The aggregation of tuna around floating objects: what could be the underlying social mechanisms?

Several empirical and theoretical studies have shown how the exploitation of food sources, the choice of resting sites or other types of collective decision-making in heterogeneous environments are facilitated and modulated by social interactions between conspecifics. It is well known that many pelagic fishes live in schools and that this form of gregarious behavior provides advantages in terms of food intake and predator avoidance efficiency. However, the influence of social behavior in the formation of aggregations by tuna under floating objects (FOBs) is poorly understood. In this work, we investigated the collective patterns generated by different theoretical models, which either include or exclude social interactions between conspecifics, in the presence of two aggregation sites. The resulting temporal dynamics and distributions of populations were compared to in situ observations of tuna behavior. Our work suggests that social interactions should be incorporated in aggregative behavior to reproduce the temporal patterns observed in the field at both the individual and the group level, challenging the common vision of tuna aggregations around FOBs. Our study argues for additional data to further demonstrate the role of social behavior in the dynamics of these fish aggregations. Understanding the interplay between environmental and social factors in the associative behavior of fish with FOBs is necessary to assess the consequences of the widespread deployment of artificial FOBs by fishermen.

Quantifying the interplay between environmental and social effects on aggregated-fish dynamics.

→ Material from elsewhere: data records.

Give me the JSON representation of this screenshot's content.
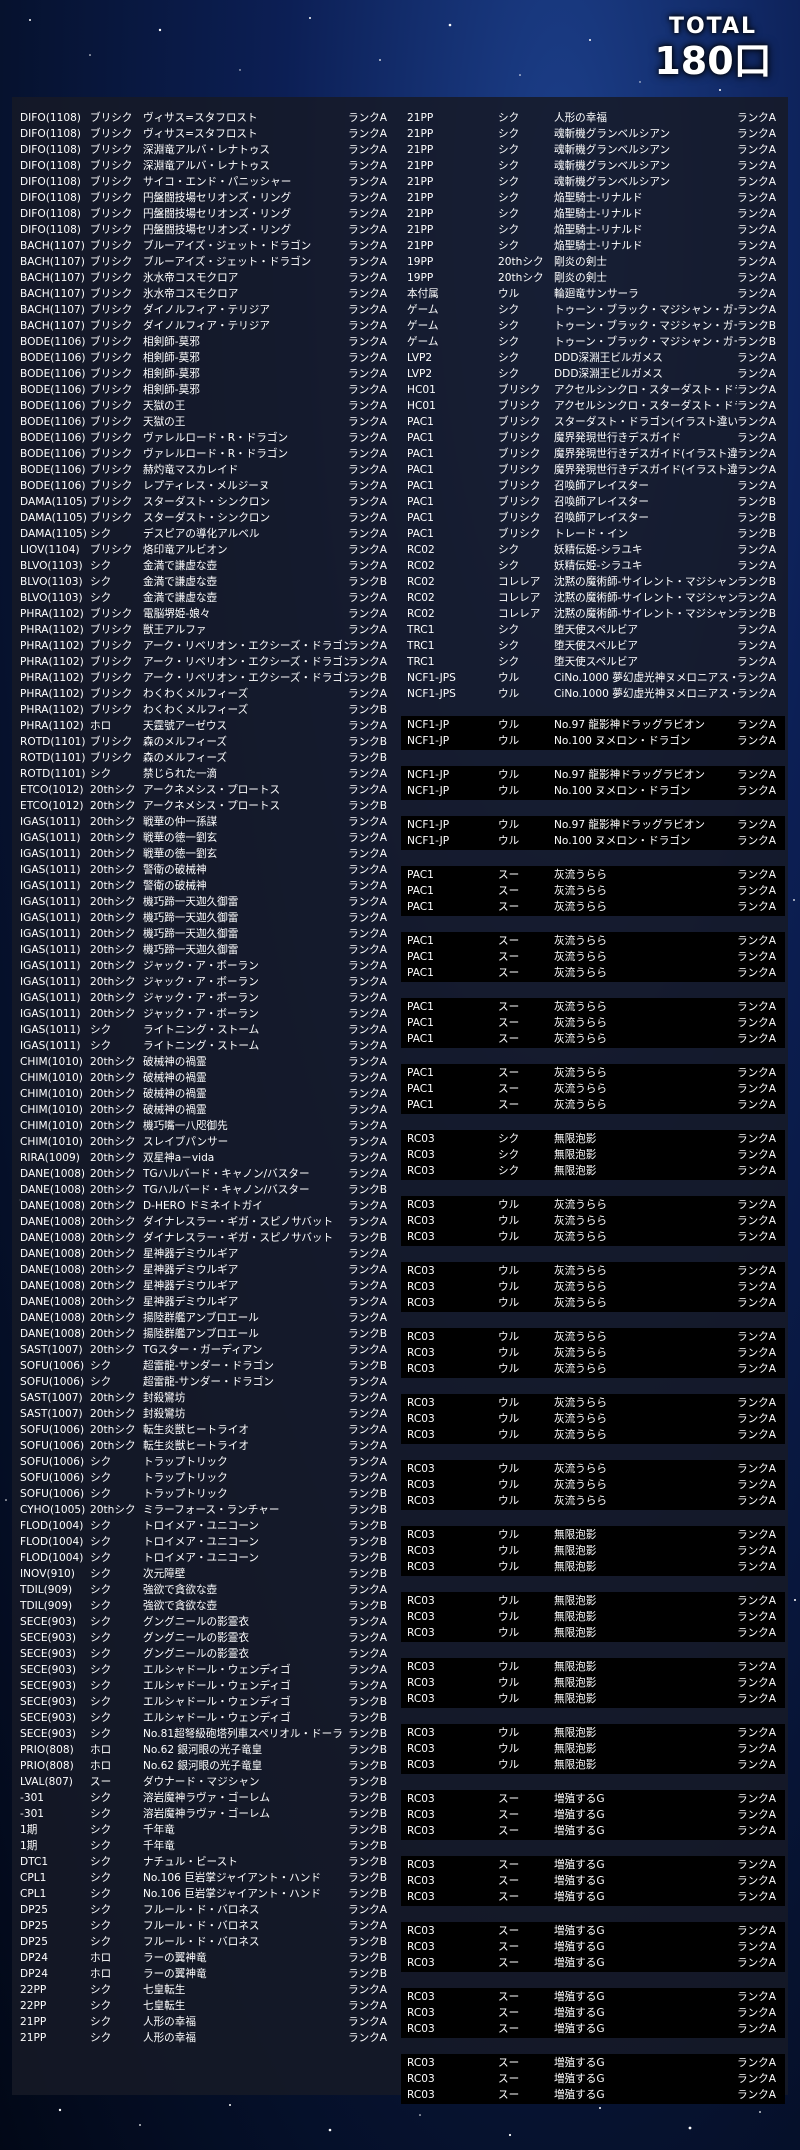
{
  "header": {
    "total_label": "TOTAL",
    "total_count": "180口"
  },
  "left_rows": [
    [
      "DIFO(1108)",
      "ブリシク",
      "ヴィサス=スタフロスト",
      "ランクA"
    ],
    [
      "DIFO(1108)",
      "ブリシク",
      "ヴィサス=スタフロスト",
      "ランクA"
    ],
    [
      "DIFO(1108)",
      "ブリシク",
      "深淵竜アルバ・レナトゥス",
      "ランクA"
    ],
    [
      "DIFO(1108)",
      "ブリシク",
      "深淵竜アルバ・レナトゥス",
      "ランクA"
    ],
    [
      "DIFO(1108)",
      "ブリシク",
      "サイコ・エンド・パニッシャー",
      "ランクA"
    ],
    [
      "DIFO(1108)",
      "ブリシク",
      "円盤闘技場セリオンズ・リング",
      "ランクA"
    ],
    [
      "DIFO(1108)",
      "ブリシク",
      "円盤闘技場セリオンズ・リング",
      "ランクA"
    ],
    [
      "DIFO(1108)",
      "ブリシク",
      "円盤闘技場セリオンズ・リング",
      "ランクA"
    ],
    [
      "BACH(1107)",
      "ブリシク",
      "ブルーアイズ・ジェット・ドラゴン",
      "ランクA"
    ],
    [
      "BACH(1107)",
      "ブリシク",
      "ブルーアイズ・ジェット・ドラゴン",
      "ランクA"
    ],
    [
      "BACH(1107)",
      "ブリシク",
      "氷水帝コスモクロア",
      "ランクA"
    ],
    [
      "BACH(1107)",
      "ブリシク",
      "氷水帝コスモクロア",
      "ランクA"
    ],
    [
      "BACH(1107)",
      "ブリシク",
      "ダイノルフィア・テリジア",
      "ランクA"
    ],
    [
      "BACH(1107)",
      "ブリシク",
      "ダイノルフィア・テリジア",
      "ランクA"
    ],
    [
      "BODE(1106)",
      "ブリシク",
      "相剣師-莫邪",
      "ランクA"
    ],
    [
      "BODE(1106)",
      "ブリシク",
      "相剣師-莫邪",
      "ランクA"
    ],
    [
      "BODE(1106)",
      "ブリシク",
      "相剣師-莫邪",
      "ランクA"
    ],
    [
      "BODE(1106)",
      "ブリシク",
      "相剣師-莫邪",
      "ランクA"
    ],
    [
      "BODE(1106)",
      "ブリシク",
      "天獄の王",
      "ランクA"
    ],
    [
      "BODE(1106)",
      "ブリシク",
      "天獄の王",
      "ランクA"
    ],
    [
      "BODE(1106)",
      "ブリシク",
      "ヴァレルロード・R・ドラゴン",
      "ランクA"
    ],
    [
      "BODE(1106)",
      "ブリシク",
      "ヴァレルロード・R・ドラゴン",
      "ランクA"
    ],
    [
      "BODE(1106)",
      "ブリシク",
      "赫灼竜マスカレイド",
      "ランクA"
    ],
    [
      "BODE(1106)",
      "ブリシク",
      "レプティレス・メルジーヌ",
      "ランクA"
    ],
    [
      "DAMA(1105)",
      "ブリシク",
      "スターダスト・シンクロン",
      "ランクA"
    ],
    [
      "DAMA(1105)",
      "ブリシク",
      "スターダスト・シンクロン",
      "ランクA"
    ],
    [
      "DAMA(1105)",
      "シク",
      "デスピアの導化アルベル",
      "ランクA"
    ],
    [
      "LIOV(1104)",
      "ブリシク",
      "烙印竜アルビオン",
      "ランクA"
    ],
    [
      "BLVO(1103)",
      "シク",
      "金満で謙虚な壺",
      "ランクA"
    ],
    [
      "BLVO(1103)",
      "シク",
      "金満で謙虚な壺",
      "ランクB"
    ],
    [
      "BLVO(1103)",
      "シク",
      "金満で謙虚な壺",
      "ランクA"
    ],
    [
      "PHRA(1102)",
      "ブリシク",
      "電脳堺姫-娘々",
      "ランクA"
    ],
    [
      "PHRA(1102)",
      "ブリシク",
      "獣王アルファ",
      "ランクA"
    ],
    [
      "PHRA(1102)",
      "ブリシク",
      "アーク・リベリオン・エクシーズ・ドラゴン",
      "ランクA"
    ],
    [
      "PHRA(1102)",
      "ブリシク",
      "アーク・リベリオン・エクシーズ・ドラゴン",
      "ランクA"
    ],
    [
      "PHRA(1102)",
      "ブリシク",
      "アーク・リベリオン・エクシーズ・ドラゴン",
      "ランクB"
    ],
    [
      "PHRA(1102)",
      "ブリシク",
      "わくわくメルフィーズ",
      "ランクA"
    ],
    [
      "PHRA(1102)",
      "ブリシク",
      "わくわくメルフィーズ",
      "ランクB"
    ],
    [
      "PHRA(1102)",
      "ホロ",
      "天霆號アーゼウス",
      "ランクA"
    ],
    [
      "ROTD(1101)",
      "ブリシク",
      "森のメルフィーズ",
      "ランクB"
    ],
    [
      "ROTD(1101)",
      "ブリシク",
      "森のメルフィーズ",
      "ランクB"
    ],
    [
      "ROTD(1101)",
      "シク",
      "禁じられた一滴",
      "ランクA"
    ],
    [
      "ETCO(1012)",
      "20thシク",
      "アークネメシス・プロートス",
      "ランクA"
    ],
    [
      "ETCO(1012)",
      "20thシク",
      "アークネメシス・プロートス",
      "ランクB"
    ],
    [
      "IGAS(1011)",
      "20thシク",
      "戦華の仲一孫謀",
      "ランクA"
    ],
    [
      "IGAS(1011)",
      "20thシク",
      "戦華の徳一劉玄",
      "ランクA"
    ],
    [
      "IGAS(1011)",
      "20thシク",
      "戦華の徳一劉玄",
      "ランクA"
    ],
    [
      "IGAS(1011)",
      "20thシク",
      "警衛の破械神",
      "ランクA"
    ],
    [
      "IGAS(1011)",
      "20thシク",
      "警衛の破械神",
      "ランクA"
    ],
    [
      "IGAS(1011)",
      "20thシク",
      "機巧蹄一天迦久御雷",
      "ランクA"
    ],
    [
      "IGAS(1011)",
      "20thシク",
      "機巧蹄一天迦久御雷",
      "ランクA"
    ],
    [
      "IGAS(1011)",
      "20thシク",
      "機巧蹄一天迦久御雷",
      "ランクA"
    ],
    [
      "IGAS(1011)",
      "20thシク",
      "機巧蹄一天迦久御雷",
      "ランクA"
    ],
    [
      "IGAS(1011)",
      "20thシク",
      "ジャック・ア・ボーラン",
      "ランクA"
    ],
    [
      "IGAS(1011)",
      "20thシク",
      "ジャック・ア・ボーラン",
      "ランクA"
    ],
    [
      "IGAS(1011)",
      "20thシク",
      "ジャック・ア・ボーラン",
      "ランクA"
    ],
    [
      "IGAS(1011)",
      "20thシク",
      "ジャック・ア・ボーラン",
      "ランクA"
    ],
    [
      "IGAS(1011)",
      "シク",
      "ライトニング・ストーム",
      "ランクA"
    ],
    [
      "IGAS(1011)",
      "シク",
      "ライトニング・ストーム",
      "ランクA"
    ],
    [
      "CHIM(1010)",
      "20thシク",
      "破械神の禍霊",
      "ランクA"
    ],
    [
      "CHIM(1010)",
      "20thシク",
      "破械神の禍霊",
      "ランクA"
    ],
    [
      "CHIM(1010)",
      "20thシク",
      "破械神の禍霊",
      "ランクA"
    ],
    [
      "CHIM(1010)",
      "20thシク",
      "破械神の禍霊",
      "ランクA"
    ],
    [
      "CHIM(1010)",
      "20thシク",
      "機巧嘴一八咫御先",
      "ランクA"
    ],
    [
      "CHIM(1010)",
      "20thシク",
      "スレイブパンサー",
      "ランクA"
    ],
    [
      "RIRA(1009)",
      "20thシク",
      "双星神a－vida",
      "ランクA"
    ],
    [
      "DANE(1008)",
      "20thシク",
      "TGハルバード・キャノン/バスター",
      "ランクA"
    ],
    [
      "DANE(1008)",
      "20thシク",
      "TGハルバード・キャノン/バスター",
      "ランクB"
    ],
    [
      "DANE(1008)",
      "20thシク",
      "D-HERO ドミネイトガイ",
      "ランクA"
    ],
    [
      "DANE(1008)",
      "20thシク",
      "ダイナレスラー・ギガ・スピノサバット",
      "ランクA"
    ],
    [
      "DANE(1008)",
      "20thシク",
      "ダイナレスラー・ギガ・スピノサバット",
      "ランクB"
    ],
    [
      "DANE(1008)",
      "20thシク",
      "星神器デミウルギア",
      "ランクA"
    ],
    [
      "DANE(1008)",
      "20thシク",
      "星神器デミウルギア",
      "ランクA"
    ],
    [
      "DANE(1008)",
      "20thシク",
      "星神器デミウルギア",
      "ランクA"
    ],
    [
      "DANE(1008)",
      "20thシク",
      "星神器デミウルギア",
      "ランクA"
    ],
    [
      "DANE(1008)",
      "20thシク",
      "揚陸群艦アンブロエール",
      "ランクA"
    ],
    [
      "DANE(1008)",
      "20thシク",
      "揚陸群艦アンブロエール",
      "ランクB"
    ],
    [
      "SAST(1007)",
      "20thシク",
      "TGスター・ガーディアン",
      "ランクA"
    ],
    [
      "SOFU(1006)",
      "シク",
      "超雷龍-サンダー・ドラゴン",
      "ランクB"
    ],
    [
      "SOFU(1006)",
      "シク",
      "超雷龍-サンダー・ドラゴン",
      "ランクA"
    ],
    [
      "SAST(1007)",
      "20thシク",
      "封殺鸞坊",
      "ランクA"
    ],
    [
      "SAST(1007)",
      "20thシク",
      "封殺鸞坊",
      "ランクA"
    ],
    [
      "SOFU(1006)",
      "20thシク",
      "転生炎獣ヒートライオ",
      "ランクA"
    ],
    [
      "SOFU(1006)",
      "20thシク",
      "転生炎獣ヒートライオ",
      "ランクA"
    ],
    [
      "SOFU(1006)",
      "シク",
      "トラップトリック",
      "ランクA"
    ],
    [
      "SOFU(1006)",
      "シク",
      "トラップトリック",
      "ランクA"
    ],
    [
      "SOFU(1006)",
      "シク",
      "トラップトリック",
      "ランクB"
    ],
    [
      "CYHO(1005)",
      "20thシク",
      "ミラーフォース・ランチャー",
      "ランクB"
    ],
    [
      "FLOD(1004)",
      "シク",
      "トロイメア・ユニコーン",
      "ランクB"
    ],
    [
      "FLOD(1004)",
      "シク",
      "トロイメア・ユニコーン",
      "ランクB"
    ],
    [
      "FLOD(1004)",
      "シク",
      "トロイメア・ユニコーン",
      "ランクB"
    ],
    [
      "INOV(910)",
      "シク",
      "次元障壁",
      "ランクB"
    ],
    [
      "TDIL(909)",
      "シク",
      "強欲で貪欲な壺",
      "ランクA"
    ],
    [
      "TDIL(909)",
      "シク",
      "強欲で貪欲な壺",
      "ランクB"
    ],
    [
      "SECE(903)",
      "シク",
      "グングニールの影霊衣",
      "ランクA"
    ],
    [
      "SECE(903)",
      "シク",
      "グングニールの影霊衣",
      "ランクA"
    ],
    [
      "SECE(903)",
      "シク",
      "グングニールの影霊衣",
      "ランクA"
    ],
    [
      "SECE(903)",
      "シク",
      "エルシャドール・ウェンディゴ",
      "ランクA"
    ],
    [
      "SECE(903)",
      "シク",
      "エルシャドール・ウェンディゴ",
      "ランクA"
    ],
    [
      "SECE(903)",
      "シク",
      "エルシャドール・ウェンディゴ",
      "ランクB"
    ],
    [
      "SECE(903)",
      "シク",
      "エルシャドール・ウェンディゴ",
      "ランクB"
    ],
    [
      "SECE(903)",
      "シク",
      "No.81超弩級砲塔列車スペリオル・ドーラ",
      "ランクB"
    ],
    [
      "PRIO(808)",
      "ホロ",
      "No.62 銀河眼の光子竜皇",
      "ランクB"
    ],
    [
      "PRIO(808)",
      "ホロ",
      "No.62 銀河眼の光子竜皇",
      "ランクB"
    ],
    [
      "LVAL(807)",
      "スー",
      "ダウナード・マジシャン",
      "ランクB"
    ],
    [
      "-301",
      "シク",
      "溶岩魔神ラヴァ・ゴーレム",
      "ランクB"
    ],
    [
      "-301",
      "シク",
      "溶岩魔神ラヴァ・ゴーレム",
      "ランクB"
    ],
    [
      "1期",
      "シク",
      "千年竜",
      "ランクB"
    ],
    [
      "1期",
      "シク",
      "千年竜",
      "ランクB"
    ],
    [
      "DTC1",
      "シク",
      "ナチュル・ビースト",
      "ランクB"
    ],
    [
      "CPL1",
      "シク",
      "No.106 巨岩掌ジャイアント・ハンド",
      "ランクB"
    ],
    [
      "CPL1",
      "シク",
      "No.106 巨岩掌ジャイアント・ハンド",
      "ランクB"
    ],
    [
      "DP25",
      "シク",
      "フルール・ド・バロネス",
      "ランクA"
    ],
    [
      "DP25",
      "シク",
      "フルール・ド・バロネス",
      "ランクA"
    ],
    [
      "DP25",
      "シク",
      "フルール・ド・バロネス",
      "ランクB"
    ],
    [
      "DP24",
      "ホロ",
      "ラーの翼神竜",
      "ランクB"
    ],
    [
      "DP24",
      "ホロ",
      "ラーの翼神竜",
      "ランクB"
    ],
    [
      "22PP",
      "シク",
      "七皇転生",
      "ランクA"
    ],
    [
      "22PP",
      "シク",
      "七皇転生",
      "ランクA"
    ],
    [
      "21PP",
      "シク",
      "人形の幸福",
      "ランクA"
    ],
    [
      "21PP",
      "シク",
      "人形の幸福",
      "ランクA"
    ]
  ],
  "right_rows": [
    [
      "21PP",
      "シク",
      "人形の幸福",
      "ランクA"
    ],
    [
      "21PP",
      "シク",
      "魂斬機グランベルシアン",
      "ランクA"
    ],
    [
      "21PP",
      "シク",
      "魂斬機グランベルシアン",
      "ランクA"
    ],
    [
      "21PP",
      "シク",
      "魂斬機グランベルシアン",
      "ランクA"
    ],
    [
      "21PP",
      "シク",
      "魂斬機グランベルシアン",
      "ランクA"
    ],
    [
      "21PP",
      "シク",
      "焔聖騎士-リナルド",
      "ランクA"
    ],
    [
      "21PP",
      "シク",
      "焔聖騎士-リナルド",
      "ランクA"
    ],
    [
      "21PP",
      "シク",
      "焔聖騎士-リナルド",
      "ランクA"
    ],
    [
      "21PP",
      "シク",
      "焔聖騎士-リナルド",
      "ランクA"
    ],
    [
      "19PP",
      "20thシク",
      "剛炎の剣士",
      "ランクA"
    ],
    [
      "19PP",
      "20thシク",
      "剛炎の剣士",
      "ランクA"
    ],
    [
      "本付属",
      "ウル",
      "輪廻竜サンサーラ",
      "ランクA"
    ],
    [
      "ゲーム",
      "シク",
      "トゥーン・ブラック・マジシャン・ガール",
      "ランクA"
    ],
    [
      "ゲーム",
      "シク",
      "トゥーン・ブラック・マジシャン・ガール",
      "ランクB"
    ],
    [
      "ゲーム",
      "シク",
      "トゥーン・ブラック・マジシャン・ガール",
      "ランクB"
    ],
    [
      "LVP2",
      "シク",
      "DDD深淵王ビルガメス",
      "ランクA"
    ],
    [
      "LVP2",
      "シク",
      "DDD深淵王ビルガメス",
      "ランクA"
    ],
    [
      "HC01",
      "ブリシク",
      "アクセルシンクロ・スターダスト・ドラゴン",
      "ランクA"
    ],
    [
      "HC01",
      "ブリシク",
      "アクセルシンクロ・スターダスト・ドラゴン",
      "ランクA"
    ],
    [
      "PAC1",
      "ブリシク",
      "スターダスト・ドラゴン(イラスト違い)",
      "ランクA"
    ],
    [
      "PAC1",
      "ブリシク",
      "魔界発現世行きデスガイド",
      "ランクA"
    ],
    [
      "PAC1",
      "ブリシク",
      "魔界発現世行きデスガイド(イラスト違い)",
      "ランクA"
    ],
    [
      "PAC1",
      "ブリシク",
      "魔界発現世行きデスガイド(イラスト違い)",
      "ランクA"
    ],
    [
      "PAC1",
      "ブリシク",
      "召喚師アレイスター",
      "ランクA"
    ],
    [
      "PAC1",
      "ブリシク",
      "召喚師アレイスター",
      "ランクB"
    ],
    [
      "PAC1",
      "ブリシク",
      "召喚師アレイスター",
      "ランクB"
    ],
    [
      "PAC1",
      "ブリシク",
      "トレード・イン",
      "ランクB"
    ],
    [
      "RC02",
      "シク",
      "妖精伝姫-シラユキ",
      "ランクA"
    ],
    [
      "RC02",
      "シク",
      "妖精伝姫-シラユキ",
      "ランクA"
    ],
    [
      "RC02",
      "コレレア",
      "沈黙の魔術師-サイレント・マジシャン",
      "ランクB"
    ],
    [
      "RC02",
      "コレレア",
      "沈黙の魔術師-サイレント・マジシャン",
      "ランクA"
    ],
    [
      "RC02",
      "コレレア",
      "沈黙の魔術師-サイレント・マジシャン",
      "ランクB"
    ],
    [
      "TRC1",
      "シク",
      "堕天使スペルビア",
      "ランクA"
    ],
    [
      "TRC1",
      "シク",
      "堕天使スペルビア",
      "ランクA"
    ],
    [
      "TRC1",
      "シク",
      "堕天使スペルビア",
      "ランクA"
    ],
    [
      "NCF1-JPS",
      "ウル",
      "CiNo.1000 夢幻虚光神ヌメロニアス・ヌメロニア",
      "ランクA"
    ],
    [
      "NCF1-JPS",
      "ウル",
      "CiNo.1000 夢幻虚光神ヌメロニアス・ヌメロニア",
      "ランクA"
    ]
  ],
  "right_blocks": [
    [
      [
        "NCF1-JP",
        "ウル",
        "No.97 龍影神ドラッグラビオン",
        "ランクA"
      ],
      [
        "NCF1-JP",
        "ウル",
        "No.100 ヌメロン・ドラゴン",
        "ランクA"
      ]
    ],
    [
      [
        "NCF1-JP",
        "ウル",
        "No.97 龍影神ドラッグラビオン",
        "ランクA"
      ],
      [
        "NCF1-JP",
        "ウル",
        "No.100 ヌメロン・ドラゴン",
        "ランクA"
      ]
    ],
    [
      [
        "NCF1-JP",
        "ウル",
        "No.97 龍影神ドラッグラビオン",
        "ランクA"
      ],
      [
        "NCF1-JP",
        "ウル",
        "No.100 ヌメロン・ドラゴン",
        "ランクA"
      ]
    ],
    [
      [
        "PAC1",
        "スー",
        "灰流うらら",
        "ランクA"
      ],
      [
        "PAC1",
        "スー",
        "灰流うらら",
        "ランクA"
      ],
      [
        "PAC1",
        "スー",
        "灰流うらら",
        "ランクA"
      ]
    ],
    [
      [
        "PAC1",
        "スー",
        "灰流うらら",
        "ランクA"
      ],
      [
        "PAC1",
        "スー",
        "灰流うらら",
        "ランクA"
      ],
      [
        "PAC1",
        "スー",
        "灰流うらら",
        "ランクA"
      ]
    ],
    [
      [
        "PAC1",
        "スー",
        "灰流うらら",
        "ランクA"
      ],
      [
        "PAC1",
        "スー",
        "灰流うらら",
        "ランクA"
      ],
      [
        "PAC1",
        "スー",
        "灰流うらら",
        "ランクA"
      ]
    ],
    [
      [
        "PAC1",
        "スー",
        "灰流うらら",
        "ランクA"
      ],
      [
        "PAC1",
        "スー",
        "灰流うらら",
        "ランクA"
      ],
      [
        "PAC1",
        "スー",
        "灰流うらら",
        "ランクA"
      ]
    ],
    [
      [
        "RC03",
        "シク",
        "無限泡影",
        "ランクA"
      ],
      [
        "RC03",
        "シク",
        "無限泡影",
        "ランクA"
      ],
      [
        "RC03",
        "シク",
        "無限泡影",
        "ランクA"
      ]
    ],
    [
      [
        "RC03",
        "ウル",
        "灰流うらら",
        "ランクA"
      ],
      [
        "RC03",
        "ウル",
        "灰流うらら",
        "ランクA"
      ],
      [
        "RC03",
        "ウル",
        "灰流うらら",
        "ランクA"
      ]
    ],
    [
      [
        "RC03",
        "ウル",
        "灰流うらら",
        "ランクA"
      ],
      [
        "RC03",
        "ウル",
        "灰流うらら",
        "ランクA"
      ],
      [
        "RC03",
        "ウル",
        "灰流うらら",
        "ランクA"
      ]
    ],
    [
      [
        "RC03",
        "ウル",
        "灰流うらら",
        "ランクA"
      ],
      [
        "RC03",
        "ウル",
        "灰流うらら",
        "ランクA"
      ],
      [
        "RC03",
        "ウル",
        "灰流うらら",
        "ランクA"
      ]
    ],
    [
      [
        "RC03",
        "ウル",
        "灰流うらら",
        "ランクA"
      ],
      [
        "RC03",
        "ウル",
        "灰流うらら",
        "ランクA"
      ],
      [
        "RC03",
        "ウル",
        "灰流うらら",
        "ランクA"
      ]
    ],
    [
      [
        "RC03",
        "ウル",
        "灰流うらら",
        "ランクA"
      ],
      [
        "RC03",
        "ウル",
        "灰流うらら",
        "ランクA"
      ],
      [
        "RC03",
        "ウル",
        "灰流うらら",
        "ランクA"
      ]
    ],
    [
      [
        "RC03",
        "ウル",
        "無限泡影",
        "ランクA"
      ],
      [
        "RC03",
        "ウル",
        "無限泡影",
        "ランクA"
      ],
      [
        "RC03",
        "ウル",
        "無限泡影",
        "ランクA"
      ]
    ],
    [
      [
        "RC03",
        "ウル",
        "無限泡影",
        "ランクA"
      ],
      [
        "RC03",
        "ウル",
        "無限泡影",
        "ランクA"
      ],
      [
        "RC03",
        "ウル",
        "無限泡影",
        "ランクA"
      ]
    ],
    [
      [
        "RC03",
        "ウル",
        "無限泡影",
        "ランクA"
      ],
      [
        "RC03",
        "ウル",
        "無限泡影",
        "ランクA"
      ],
      [
        "RC03",
        "ウル",
        "無限泡影",
        "ランクA"
      ]
    ],
    [
      [
        "RC03",
        "ウル",
        "無限泡影",
        "ランクA"
      ],
      [
        "RC03",
        "ウル",
        "無限泡影",
        "ランクA"
      ],
      [
        "RC03",
        "ウル",
        "無限泡影",
        "ランクA"
      ]
    ],
    [
      [
        "RC03",
        "スー",
        "増殖するG",
        "ランクA"
      ],
      [
        "RC03",
        "スー",
        "増殖するG",
        "ランクA"
      ],
      [
        "RC03",
        "スー",
        "増殖するG",
        "ランクA"
      ]
    ],
    [
      [
        "RC03",
        "スー",
        "増殖するG",
        "ランクA"
      ],
      [
        "RC03",
        "スー",
        "増殖するG",
        "ランクA"
      ],
      [
        "RC03",
        "スー",
        "増殖するG",
        "ランクA"
      ]
    ],
    [
      [
        "RC03",
        "スー",
        "増殖するG",
        "ランクA"
      ],
      [
        "RC03",
        "スー",
        "増殖するG",
        "ランクA"
      ],
      [
        "RC03",
        "スー",
        "増殖するG",
        "ランクA"
      ]
    ],
    [
      [
        "RC03",
        "スー",
        "増殖するG",
        "ランクA"
      ],
      [
        "RC03",
        "スー",
        "増殖するG",
        "ランクA"
      ],
      [
        "RC03",
        "スー",
        "増殖するG",
        "ランクA"
      ]
    ],
    [
      [
        "RC03",
        "スー",
        "増殖するG",
        "ランクA"
      ],
      [
        "RC03",
        "スー",
        "増殖するG",
        "ランクA"
      ],
      [
        "RC03",
        "スー",
        "増殖するG",
        "ランクA"
      ]
    ]
  ]
}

Demonstrating and quantifying the respective roles of social interactions and external stimuli governing fish dynamics is key to understanding fish spatial distribution. If seminal studies have contributed to our understanding of fish spatial organization in schools, little experimental information is available on fish in their natural environment, where aggregations often occur in the presence of spatial heterogeneities. Here, we applied novel modeling approaches coupled to accurate acoustic tracking for studying the dynamics of a group of gregarious fish in a heterogeneous environment. To this purpose, we acoustically tracked with submeter resolution the positions of twelve small pelagic fish (Selar crumenophthalmus) in the presence of an anchored floating object, constituting a point of attraction for several fish species. We constructed a field-based model for aggregated-fish dynamics, deriving effective interactions for both social and external stimuli from experiments. We tuned the model parameters that best fit the experimental data and quantified the importance of social interactions in the aggregation, providing an explanation for the spatial structure of fish aggregations found around floating objects. Our results can be generalized to other gregarious species and contexts as long as it is possible to observe the fine-scale movements of a subset of individuals.